The 3 months correlation between Stratis and Cardano is 0.17. Overlapping area represents the amount of risk that can be diversified away by holding Stratis and Cardano in the same portfolio, assuming nothing else is changed. The correlation between historical prices or returns on Cardano and Stratis is a relative statistical measure of the degree to which these equity instruments tend to move together. The correlation coefficient measures the extent to which returns on Stratis are associated (or correlated) with Cardano. Values of the correlation coefficient range from -1 to +1, where. The correlation of zero (0) is possible when the price movement of Cardano has no effect on the direction of Stratis i.e., Stratis and Cardano go up and down completely randomly.

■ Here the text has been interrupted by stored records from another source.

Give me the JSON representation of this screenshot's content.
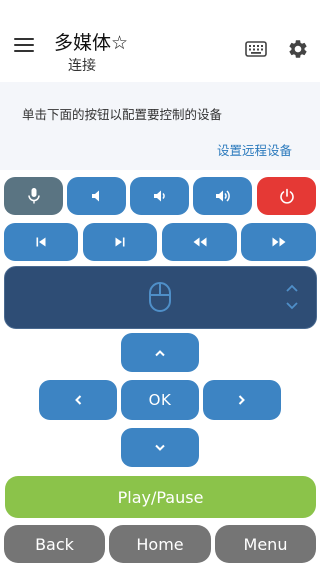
{
  "header": {
    "title": "多媒体☆",
    "subtitle": "连接"
  },
  "info": {
    "instruction": "单击下面的按钮以配置要控制的设备",
    "setup_link": "设置远程设备"
  },
  "keypad": {
    "ok_label": "OK"
  },
  "controls": {
    "play_pause": "Play/Pause",
    "back": "Back",
    "home": "Home",
    "menu": "Menu"
  },
  "colors": {
    "button": "#3d84c3",
    "mic_button": "#5a7482",
    "power_button": "#e53935",
    "touchpad": "#2e4d75",
    "play_button": "#8bc34a",
    "nav_button": "#757575",
    "link": "#2d7bbd"
  },
  "icons": [
    "menu-icon",
    "keyboard-icon",
    "gear-icon",
    "microphone-icon",
    "volume-mute-icon",
    "volume-down-icon",
    "volume-up-icon",
    "power-icon",
    "skip-previous-icon",
    "skip-next-icon",
    "rewind-icon",
    "fast-forward-icon",
    "mouse-icon",
    "scroll-arrows-icon",
    "chevron-up-icon",
    "chevron-left-icon",
    "chevron-right-icon",
    "chevron-down-icon"
  ]
}
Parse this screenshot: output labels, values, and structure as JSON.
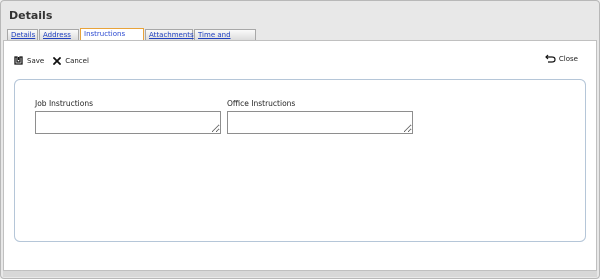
{
  "window": {
    "title": "Details"
  },
  "tabs": [
    {
      "label": "Details",
      "active": false
    },
    {
      "label": "Address",
      "active": false
    },
    {
      "label": "Instructions",
      "active": true
    },
    {
      "label": "Attachments",
      "active": false
    },
    {
      "label": "Time and Expense",
      "active": false
    }
  ],
  "toolbar": {
    "save_label": "Save",
    "cancel_label": "Cancel",
    "close_label": "Close"
  },
  "form": {
    "job_instructions": {
      "label": "Job Instructions",
      "value": ""
    },
    "office_instructions": {
      "label": "Office Instructions",
      "value": ""
    }
  },
  "colors": {
    "active_tab_border": "#e8a33a",
    "tab_link": "#2040c0",
    "form_border": "#b5c6d8"
  }
}
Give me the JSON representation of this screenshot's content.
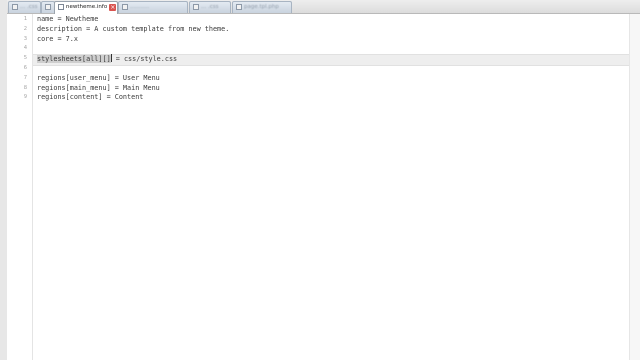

Pair Corralation between Stratis and Cardano

Assuming the 90 days trading horizon Stratis is expected to under-perform the Cardano. But the crypto coin apears to be less risky and, when comparing its historical volatility, Stratis is 1.19 times less risky than Cardano. The crypto coin trades about -0.12 of its potential returns per unit of risk. The Cardano is currently generating about 0.09 of returns per unit of risk over similar time horizon. If you would invest  45.00  in Cardano on June 27, 2022 and sell it today you would earn a total of  2.00  from holding Cardano or generate 4.44% return on investment over 90 days.
Time Period3 Months [change]
DirectionMoves Together 
StrengthInsignificant
Accuracy100.0%
ValuesDaily Returns

Stratis  vs.  Cardano

 Performance (%) 
       Timeline  
Stratis 
Stratis Performance
0 of 100
Over the last 90 days Stratis has generated negative risk-adjusted returns adding no value to investors with long positions. Despite weak performance in the last few months, the Crypto's basic indicators remain somewhat strong which may send shares a bit higher in October 2022. The current disturbance may also be a sign of long term up-swing for Stratis investors.

Stratis Price Channel

Cardano 
Cardano Performance
1 of 100
Compared to the overall equity markets, risk-adjusted returns on investments in Cardano are ranked lower than 1 (%) of all global equities and portfolios over the last 90 days. Despite somewhat weak fundamental indicators, Cardano may actually be approaching a critical reversion point that can send shares even higher in October 2022.

Cardano Price Channel

Stratis and Cardano Volatility Contrast

   Predicted Return Density   
       Returns  

Pair Trading with Stratis and Cardano

The main advantage of trading using opposite Stratis and Cardano positions is that it hedges away some unsystematic risk. Because of two separate transactions, even if Stratis position performs unexpectedly, Cardano can make up some of the losses. Pair trading also minimizes risk from directional movements in the market. For example, if an entire industry or sector drops because of unexpected headlines, the short position in Cardano will offset losses from the drop in Cardano's long position.
Stratis vs. Ethereum
Stratis vs. Cardano
Stratis vs. Avalanche
Stratis vs. Cosmos
The idea behind Stratis and Cardano pairs trading is to make the combined position market-neutral, meaning the overall market's direction will not affect its win or loss (or potential downside or upside). This can be achieved by designing a pairs trade with two highly correlated stocks or equities that operate in a similar space or sector, making it possible to obtain profits through simple and relatively low-risk investment.
Cardano vs. Ethereum
Cardano vs. Avalanche
Cardano vs. Cosmos
Cardano vs. Near
Check out your portfolio center. Note that this page's information should be used as a complementary analysis to find the right mix of equity instruments to add to your existing portfolios or create a brand new portfolio. You can also try Content Syndication module to quickly integrate customizable finance content to your own investment portal.